Some historians already refer to the current era as The Age of Plastics. Just as runaway global warming looms as an unexpected consequence of the wanton burning of fossil fuels, the poisoning of the ocean food web could be the lasting legacy of the plastics era. Non-profit marine protection organizations, like the Algalita Marine Research Foundation in Long Beach, the Santa Monica-based 5 Gyres Institute and the Ocean Conservancy in Washing, D.C., are working to draw attention to the urgent need to stem the flow of further plastic debris into the oceans. There is general agreement that schemes to clean up plastic debris out in the mid-ocean are impractical, no matter how well-intended, as any after-the-fact approach is akin to trying to push back against water blasting from a fire hose. Better to turn off the deluge at the nozzle.

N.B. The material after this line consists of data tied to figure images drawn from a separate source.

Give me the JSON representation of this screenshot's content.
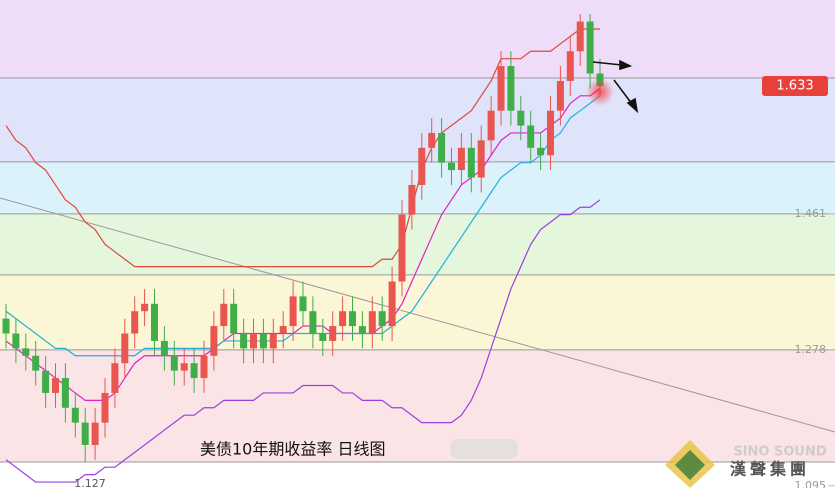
{
  "chart_data": {
    "type": "candlestick",
    "title": "美债10年期收益率  日线图",
    "watermark": "SINO SOUND",
    "watermark_cn": "漢聲集團",
    "ylim": [
      1.092,
      1.749
    ],
    "yticks": [
      1.461,
      1.278,
      1.095
    ],
    "levels": [
      1.644,
      1.531,
      1.461,
      1.379,
      1.278,
      1.127
    ],
    "up_color": "#e8564f",
    "down_color": "#3fae49",
    "open": [
      1.32,
      1.3,
      1.28,
      1.27,
      1.25,
      1.22,
      1.24,
      1.2,
      1.18,
      1.15,
      1.18,
      1.22,
      1.26,
      1.3,
      1.33,
      1.34,
      1.29,
      1.27,
      1.25,
      1.26,
      1.24,
      1.27,
      1.31,
      1.34,
      1.3,
      1.28,
      1.3,
      1.28,
      1.3,
      1.31,
      1.35,
      1.33,
      1.3,
      1.29,
      1.31,
      1.33,
      1.31,
      1.3,
      1.33,
      1.31,
      1.37,
      1.46,
      1.5,
      1.55,
      1.57,
      1.53,
      1.52,
      1.55,
      1.51,
      1.56,
      1.6,
      1.66,
      1.6,
      1.58,
      1.55,
      1.54,
      1.6,
      1.64,
      1.68,
      1.72,
      1.65
    ],
    "high": [
      1.34,
      1.32,
      1.3,
      1.29,
      1.27,
      1.26,
      1.26,
      1.22,
      1.2,
      1.2,
      1.24,
      1.28,
      1.32,
      1.35,
      1.36,
      1.36,
      1.31,
      1.29,
      1.28,
      1.28,
      1.29,
      1.33,
      1.36,
      1.36,
      1.32,
      1.32,
      1.32,
      1.32,
      1.33,
      1.37,
      1.37,
      1.35,
      1.32,
      1.33,
      1.35,
      1.35,
      1.33,
      1.35,
      1.35,
      1.39,
      1.48,
      1.52,
      1.57,
      1.59,
      1.59,
      1.55,
      1.57,
      1.57,
      1.58,
      1.62,
      1.68,
      1.68,
      1.62,
      1.6,
      1.57,
      1.62,
      1.66,
      1.7,
      1.73,
      1.73,
      1.67
    ],
    "low": [
      1.28,
      1.26,
      1.25,
      1.23,
      1.2,
      1.2,
      1.18,
      1.16,
      1.127,
      1.13,
      1.16,
      1.2,
      1.24,
      1.28,
      1.31,
      1.27,
      1.25,
      1.23,
      1.23,
      1.22,
      1.22,
      1.25,
      1.29,
      1.28,
      1.26,
      1.26,
      1.26,
      1.26,
      1.28,
      1.29,
      1.31,
      1.28,
      1.27,
      1.27,
      1.29,
      1.29,
      1.28,
      1.28,
      1.29,
      1.29,
      1.35,
      1.44,
      1.48,
      1.53,
      1.51,
      1.5,
      1.5,
      1.49,
      1.49,
      1.54,
      1.58,
      1.58,
      1.56,
      1.53,
      1.52,
      1.52,
      1.58,
      1.62,
      1.66,
      1.63,
      1.62
    ],
    "close": [
      1.3,
      1.28,
      1.27,
      1.25,
      1.22,
      1.24,
      1.2,
      1.18,
      1.15,
      1.18,
      1.22,
      1.26,
      1.3,
      1.33,
      1.34,
      1.29,
      1.27,
      1.25,
      1.26,
      1.24,
      1.27,
      1.31,
      1.34,
      1.3,
      1.28,
      1.3,
      1.28,
      1.3,
      1.31,
      1.35,
      1.33,
      1.3,
      1.29,
      1.31,
      1.33,
      1.31,
      1.3,
      1.33,
      1.31,
      1.37,
      1.46,
      1.5,
      1.55,
      1.57,
      1.53,
      1.52,
      1.55,
      1.51,
      1.56,
      1.6,
      1.66,
      1.6,
      1.58,
      1.55,
      1.54,
      1.6,
      1.64,
      1.68,
      1.72,
      1.65,
      1.633
    ],
    "series": [
      {
        "color": "#e0483c",
        "values": [
          1.58,
          1.56,
          1.55,
          1.53,
          1.52,
          1.5,
          1.48,
          1.47,
          1.45,
          1.44,
          1.42,
          1.41,
          1.4,
          1.39,
          1.39,
          1.39,
          1.39,
          1.39,
          1.39,
          1.39,
          1.39,
          1.39,
          1.39,
          1.39,
          1.39,
          1.39,
          1.39,
          1.39,
          1.39,
          1.39,
          1.39,
          1.39,
          1.39,
          1.39,
          1.39,
          1.39,
          1.39,
          1.39,
          1.4,
          1.4,
          1.42,
          1.47,
          1.52,
          1.55,
          1.57,
          1.58,
          1.59,
          1.6,
          1.62,
          1.64,
          1.67,
          1.67,
          1.67,
          1.68,
          1.68,
          1.68,
          1.69,
          1.7,
          1.71,
          1.71,
          1.71
        ]
      },
      {
        "color": "#e020c8",
        "values": [
          1.29,
          1.28,
          1.27,
          1.26,
          1.25,
          1.24,
          1.23,
          1.22,
          1.21,
          1.21,
          1.21,
          1.22,
          1.24,
          1.26,
          1.27,
          1.27,
          1.27,
          1.27,
          1.27,
          1.27,
          1.27,
          1.28,
          1.29,
          1.3,
          1.3,
          1.3,
          1.3,
          1.3,
          1.3,
          1.3,
          1.31,
          1.31,
          1.31,
          1.3,
          1.3,
          1.3,
          1.3,
          1.3,
          1.31,
          1.32,
          1.34,
          1.37,
          1.4,
          1.43,
          1.46,
          1.48,
          1.5,
          1.51,
          1.52,
          1.54,
          1.56,
          1.57,
          1.57,
          1.57,
          1.57,
          1.58,
          1.59,
          1.61,
          1.62,
          1.62,
          1.63
        ]
      },
      {
        "color": "#20b0e0",
        "values": [
          1.33,
          1.32,
          1.31,
          1.3,
          1.29,
          1.28,
          1.28,
          1.27,
          1.27,
          1.27,
          1.27,
          1.27,
          1.27,
          1.27,
          1.28,
          1.28,
          1.28,
          1.28,
          1.28,
          1.28,
          1.28,
          1.28,
          1.29,
          1.29,
          1.29,
          1.29,
          1.29,
          1.29,
          1.29,
          1.3,
          1.3,
          1.3,
          1.3,
          1.3,
          1.3,
          1.3,
          1.3,
          1.3,
          1.3,
          1.31,
          1.32,
          1.33,
          1.35,
          1.37,
          1.39,
          1.41,
          1.43,
          1.45,
          1.47,
          1.49,
          1.51,
          1.52,
          1.53,
          1.53,
          1.54,
          1.56,
          1.57,
          1.59,
          1.6,
          1.61,
          1.62
        ]
      },
      {
        "color": "#9a40e0",
        "values": [
          1.13,
          1.12,
          1.11,
          1.1,
          1.1,
          1.1,
          1.1,
          1.1,
          1.11,
          1.11,
          1.12,
          1.12,
          1.13,
          1.14,
          1.15,
          1.16,
          1.17,
          1.18,
          1.19,
          1.19,
          1.2,
          1.2,
          1.21,
          1.21,
          1.21,
          1.21,
          1.22,
          1.22,
          1.22,
          1.22,
          1.23,
          1.23,
          1.23,
          1.23,
          1.22,
          1.22,
          1.21,
          1.21,
          1.21,
          1.2,
          1.2,
          1.19,
          1.18,
          1.18,
          1.18,
          1.18,
          1.19,
          1.21,
          1.24,
          1.28,
          1.32,
          1.36,
          1.39,
          1.42,
          1.44,
          1.45,
          1.46,
          1.46,
          1.47,
          1.47,
          1.48
        ]
      }
    ]
  }
}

To fully address the global problem of plastic ocean pollution, the plastics industry must ultimately reformulate its products, though this will obviously take time. In the interim, we already know two relevant facts, that rivers are a major source of plastic waste entering the oceans and that a sizeable fraction of plastic debris at sea is eventually deposited on shorelines. Thus, directing resources now to both developing devices to capture waste in rivers before it reaches open ocean and cleaning up waste littering the shorelines makes the best sense.

Consumers can also do their part now through simple behavior changes, like using reusable shopping bags and opting for products packaged in non-plastic alternatives, like glass or paper. And of course everyone is welcome to pitch in on the annual International Coastal Cleanup. Last year, over 12 million pounds of waste were picked up by nearly 650,000 volunteers in 92 countries.